Does anyone else remember the commentary from 2010 when Virginia passed its law stating that no resident of the state would be required by an act of Congress to purchase insurance? I distinctly remember listening to NPR at the time and them having only one law professor on the program discussing this. I remember that he said the act was absurd because of course under the Supremacy Clause a state legislature cannot overrule the federal government.
I remember how angry this commentary made me because it was extremely dishonest. It is simply impossible that any attorney could hear about the Virginia statute and not immediately understand that it was passed at least in part to get around the standing problem. It was partly a political statement to the citizens of Virginia, but it was clearly also passed with the health care lawsuits in mind. The standing issue is a very serious legal hurdle that the challenges to Obama Care have to pass. (And because many judicial conservatives have typically taken a very narrow approach to standing, its an issue that has the possibility of pulling off some of the conservatives out of the "unconstitutional" camp.)
To put this differently, its not that these legal professors failed to correctly predict how the courts would rule, or got their analysis wrong. Its that they purposefully and dishonestly decided not to discuss one very valid and important purpose of these statutes, which was to in essence try to create standing to challenge the mandate where the states wouldn't otherwise have had it.
If anyone can find links to any of these old interviews discussing the mandate, particularly the ones on NPR, please do post them in the comments.
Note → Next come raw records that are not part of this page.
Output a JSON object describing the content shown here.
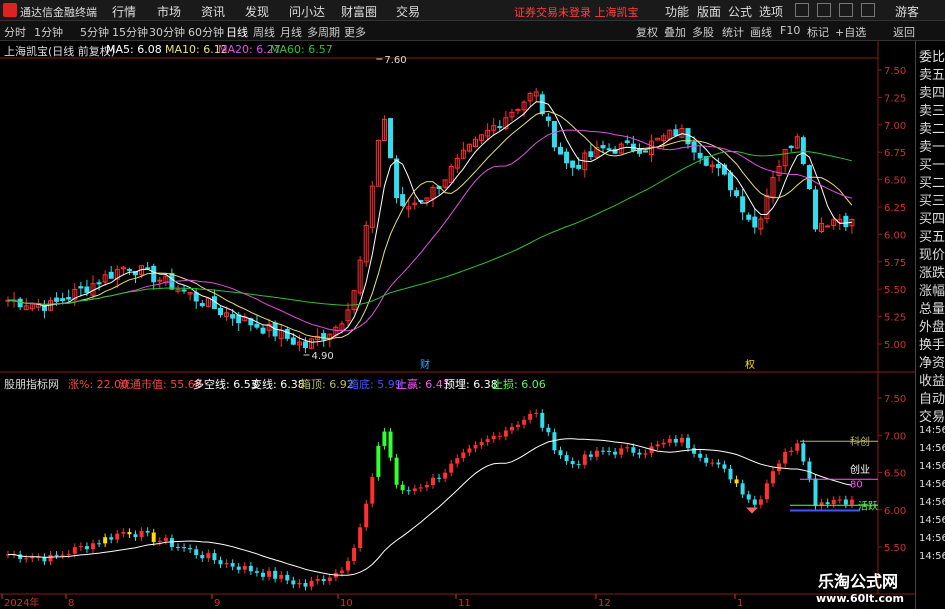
{
  "menubar": {
    "app_name": "通达信金融终端",
    "items": [
      "行情",
      "市场",
      "资讯",
      "发现",
      "问小达",
      "财富圈",
      "交易"
    ],
    "notice": "证券交易未登录  上海凯宝",
    "right_items": [
      "功能",
      "版面",
      "公式",
      "选项"
    ],
    "user": "游客"
  },
  "toolbar": {
    "periods": [
      "分时",
      "1分钟",
      "5分钟",
      "15分钟",
      "30分钟",
      "60分钟",
      "日线",
      "周线",
      "月线",
      "多周期",
      "更多"
    ],
    "active_period": "日线",
    "right_buttons": [
      "复权",
      "叠加",
      "多股",
      "统计",
      "画线",
      "F10",
      "标记",
      "+自选",
      "返回"
    ]
  },
  "main_legend": {
    "title": "上海凯宝(日线 前复权)",
    "ma5": "MA5: 6.08",
    "ma10": "MA10: 6.12",
    "ma20": "MA20: 6.27",
    "ma60": "MA60: 6.57"
  },
  "main_annotations": {
    "high": "7.60",
    "low": "4.90",
    "marker1": "财",
    "marker2": "权"
  },
  "main_axis": [
    "7.50",
    "7.25",
    "7.00",
    "6.75",
    "6.50",
    "6.25",
    "6.00",
    "5.75",
    "5.50",
    "5.25",
    "5.00"
  ],
  "sub_legend": {
    "title": "股朋指标网",
    "items": [
      {
        "label": "涨%: 22.00",
        "color": "#ff4040"
      },
      {
        "label": "流通市值: 55.68",
        "color": "#ff4040"
      },
      {
        "label": "多空线: 6.53",
        "color": "#ffffff"
      },
      {
        "label": "变线: 6.38",
        "color": "#ffffff"
      },
      {
        "label": "箱顶: 6.92",
        "color": "#bbbb55"
      },
      {
        "label": "箱底: 5.99",
        "color": "#4455ff"
      },
      {
        "label": "止赢: 6.41",
        "color": "#ff55ff"
      },
      {
        "label": "预埋: 6.38",
        "color": "#ffffff"
      },
      {
        "label": "止损: 6.06",
        "color": "#55ff55"
      }
    ]
  },
  "sub_annotations": {
    "tag1": "科创",
    "tag2": "创业",
    "tag3": "80",
    "tag4": "活跃"
  },
  "sub_axis": [
    "7.50",
    "7.00",
    "6.50",
    "6.00",
    "5.50"
  ],
  "time_axis": [
    "2024年",
    "8",
    "9",
    "10",
    "11",
    "12",
    "1"
  ],
  "side_panel": {
    "items": [
      "委比",
      "卖五",
      "卖四",
      "卖三",
      "卖二",
      "卖一",
      "买一",
      "买二",
      "买三",
      "买四",
      "买五",
      "现价",
      "涨跌",
      "涨幅",
      "总量",
      "外盘",
      "换手",
      "净资",
      "收益",
      "自动",
      "交易"
    ],
    "times": [
      "14:56",
      "14:56",
      "14:56",
      "14:56",
      "14:56",
      "14:56",
      "14:56",
      "14:56",
      "14:56"
    ]
  },
  "watermark": {
    "line1": "乐淘公式网",
    "line2": "www.60lt.com"
  },
  "colors": {
    "up": "#ff3030",
    "down": "#33ddee",
    "ma5": "#ffffff",
    "ma10": "#e8e070",
    "ma20": "#e050e0",
    "ma60": "#30c030"
  }
}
This sort of thing is the kind of thing that conservatives need to focus on in connection with the debate over whether federal tax dollars should go to fund NPR. NPR does some things pretty well, but at the end of the day your tax dollars are going to fund an organization that not only has an obviously liberal bias but that basically tries to hide its political arguments in the guise of "expert analysis" so that they are less likely to be challenged.
(And by the way, I understand the way they do this on Obamacare, because I have the legal training to understand what's going on. But I don't have the training to understand what their "experts" are doing on climate change. I strongly suspect the same thing is going on, and its not just a coincidence that they start the global warming stories every summer and lay off them during the winter.)